Où peut-on écouter une version « trad. » de ce tube ?
Billet très éclectique puisqu’il tend vers la parité dans son « étude de genre »…
Bravo !
The House of the Rising Sun, par Dave Von Ronk…
https://www.youtube.com/watch?v=NX2ZYLTGu4E&feature=kp
… et par Bob Dylan, qui a un peu volé l’arrangement de Dave Von Ronk :
http://www.jukebox.fr/bob-dylan/clip,house-of-the-rising-sun,uusl0.html
A signaler que Colette Magny a interprété cette chanson en français.
Sur quel album cette version en français figure-t-elle ? Je ne connais que son interprétation en anglais sur Chansons pour Titine et/ou Blues.
René, il y a aussi la version de Sony and Cher, produite par le même Phil Spector, dans laquelle il et elle s’embrassent simultanément. Un vers miroir …
http://www.youtube.com/watch?v=rHmFzlS3O80
« And then I kissed him », dit-elle. « And then I kissed her », dit-il. Et leurs voix se mêlent. Merci, Michèle. Belle pièce au dossier. En plus, au bout du lien que tu donnes, Sonny and Cher chantent en direct à la télévision. Rare à l’époque.
Pareil, mais le contraire pour une version française d’un « tube mondial » dont la traduction colle assez bien à la version originale américaine de Bobbie Gentry (une jeune femme ACI), par Joe Dassin (?), et qui remplace le personnage principal et le titre de la chanson : Ode to Billie Joe [MacAllister], un jeune adolescent par « Marie-Jeanne »…

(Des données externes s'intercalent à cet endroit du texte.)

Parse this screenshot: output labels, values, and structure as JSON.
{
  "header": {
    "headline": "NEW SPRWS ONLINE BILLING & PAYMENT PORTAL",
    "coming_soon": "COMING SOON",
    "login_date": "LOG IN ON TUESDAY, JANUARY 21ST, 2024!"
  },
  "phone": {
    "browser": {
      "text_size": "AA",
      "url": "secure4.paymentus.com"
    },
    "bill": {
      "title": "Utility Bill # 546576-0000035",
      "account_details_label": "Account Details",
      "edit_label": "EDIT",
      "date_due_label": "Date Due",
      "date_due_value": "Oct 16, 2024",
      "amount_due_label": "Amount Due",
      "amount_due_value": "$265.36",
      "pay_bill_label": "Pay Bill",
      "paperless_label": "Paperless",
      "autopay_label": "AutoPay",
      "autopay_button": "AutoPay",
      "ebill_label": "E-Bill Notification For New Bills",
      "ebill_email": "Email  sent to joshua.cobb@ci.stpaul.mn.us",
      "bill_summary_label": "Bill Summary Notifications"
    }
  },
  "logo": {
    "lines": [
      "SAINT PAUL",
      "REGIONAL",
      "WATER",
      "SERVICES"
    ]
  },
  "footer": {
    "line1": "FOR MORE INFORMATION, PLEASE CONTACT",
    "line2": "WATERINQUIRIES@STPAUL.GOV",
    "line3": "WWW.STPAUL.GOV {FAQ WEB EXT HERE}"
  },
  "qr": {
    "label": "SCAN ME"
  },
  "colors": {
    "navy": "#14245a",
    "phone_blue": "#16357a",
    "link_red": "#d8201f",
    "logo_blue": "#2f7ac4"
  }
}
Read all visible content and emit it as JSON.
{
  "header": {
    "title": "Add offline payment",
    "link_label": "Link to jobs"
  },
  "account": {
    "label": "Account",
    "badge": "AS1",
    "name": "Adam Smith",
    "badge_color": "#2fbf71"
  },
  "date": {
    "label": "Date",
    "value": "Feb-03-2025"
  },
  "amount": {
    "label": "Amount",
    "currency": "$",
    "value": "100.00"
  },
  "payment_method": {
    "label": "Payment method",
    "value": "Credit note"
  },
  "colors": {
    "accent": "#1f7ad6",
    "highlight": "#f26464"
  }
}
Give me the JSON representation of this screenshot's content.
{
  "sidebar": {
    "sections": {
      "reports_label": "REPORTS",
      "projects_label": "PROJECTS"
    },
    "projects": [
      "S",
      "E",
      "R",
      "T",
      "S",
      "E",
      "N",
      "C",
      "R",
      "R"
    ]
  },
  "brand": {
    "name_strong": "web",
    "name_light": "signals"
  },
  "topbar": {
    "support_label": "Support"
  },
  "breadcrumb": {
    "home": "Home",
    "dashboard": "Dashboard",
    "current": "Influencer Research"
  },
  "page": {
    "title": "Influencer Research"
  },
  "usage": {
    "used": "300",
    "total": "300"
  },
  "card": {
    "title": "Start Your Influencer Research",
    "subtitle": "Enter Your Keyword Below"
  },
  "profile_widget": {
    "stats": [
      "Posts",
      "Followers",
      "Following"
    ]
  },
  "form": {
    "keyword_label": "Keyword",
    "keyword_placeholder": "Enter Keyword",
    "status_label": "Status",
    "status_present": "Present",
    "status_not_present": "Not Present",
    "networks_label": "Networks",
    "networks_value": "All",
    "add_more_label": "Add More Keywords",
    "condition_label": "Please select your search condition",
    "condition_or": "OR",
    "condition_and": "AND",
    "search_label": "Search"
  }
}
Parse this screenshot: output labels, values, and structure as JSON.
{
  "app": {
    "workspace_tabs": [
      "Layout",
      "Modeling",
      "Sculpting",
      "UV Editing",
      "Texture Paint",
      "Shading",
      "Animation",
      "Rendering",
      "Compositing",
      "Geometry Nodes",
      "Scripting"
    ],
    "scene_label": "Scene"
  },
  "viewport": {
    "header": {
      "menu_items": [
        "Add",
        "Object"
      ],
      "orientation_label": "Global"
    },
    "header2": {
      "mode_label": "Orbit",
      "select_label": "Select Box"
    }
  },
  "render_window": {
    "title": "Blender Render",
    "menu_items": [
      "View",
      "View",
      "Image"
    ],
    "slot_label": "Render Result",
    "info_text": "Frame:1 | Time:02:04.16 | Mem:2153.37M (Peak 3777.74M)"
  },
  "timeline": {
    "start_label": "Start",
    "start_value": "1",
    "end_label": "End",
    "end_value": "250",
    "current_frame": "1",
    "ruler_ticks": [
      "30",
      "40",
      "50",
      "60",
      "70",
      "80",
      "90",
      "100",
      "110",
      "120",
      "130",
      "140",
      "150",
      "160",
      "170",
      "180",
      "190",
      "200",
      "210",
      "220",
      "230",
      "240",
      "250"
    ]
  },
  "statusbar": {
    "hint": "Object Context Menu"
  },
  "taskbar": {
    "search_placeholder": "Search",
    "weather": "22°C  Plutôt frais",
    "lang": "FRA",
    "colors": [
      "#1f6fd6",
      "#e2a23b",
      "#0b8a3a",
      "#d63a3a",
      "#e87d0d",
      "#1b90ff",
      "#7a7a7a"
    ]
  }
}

Le choix de la ville (Bourg-les-Essonnes) assez ridicule, mais c’est pour la rime avec « Garonne »…
Dans la version anglaise, « Tallhatchie bridge » rime avec « Choctaw Ridge ». Ça a quand même une autre gueule…
https://www.youtube.com/watch?v=HaRacIzZSPo
L’adaptation française a été faite par Jean-Michel Rivat et Frank Thomas. Bourg-les-Essonnes, mis à part (et encore, puisque le lieu est fictif, on peut le situer n’importe où), la transposition est plutôt réussie – cela n’engage que moi.
J’ai, moi-même, fait une adaptation de The House of the Rising Sun, la voici :
Le Soleil levant.
1/
Il y a une maison dans le vieil Orléans
elle s’appelle Le Soleil Levant
elle fut la ruine de bien des pauv’ filles
et elle M’sieur c’en est une
2/
Sa mère cousait à toute heure
de sacrés bons vêtements
son fiancé était bringueur flambeur
là-bas dans le vieil Orléans
3/
Mais tout c’ qui compte pour le bringueur
c’est d’ rouler sous la table
et quand il est heureux le flambeur
c’est qu’il joue à qui perd gagne
4/
Oh dit’ donc à sa petite sœur
de ne pas la suivre en enfer
qu’elle n’aille pas vers le vieil Orléans
à la maison du Soleil Levant
5/
Une jambe sur le marchepied
l’autre dans le compartiment
elle s’en retourne vers le vieil Orléans
traîner son boulet enchaînée
6/
« Je m’en reviens vers le vieil Orléans »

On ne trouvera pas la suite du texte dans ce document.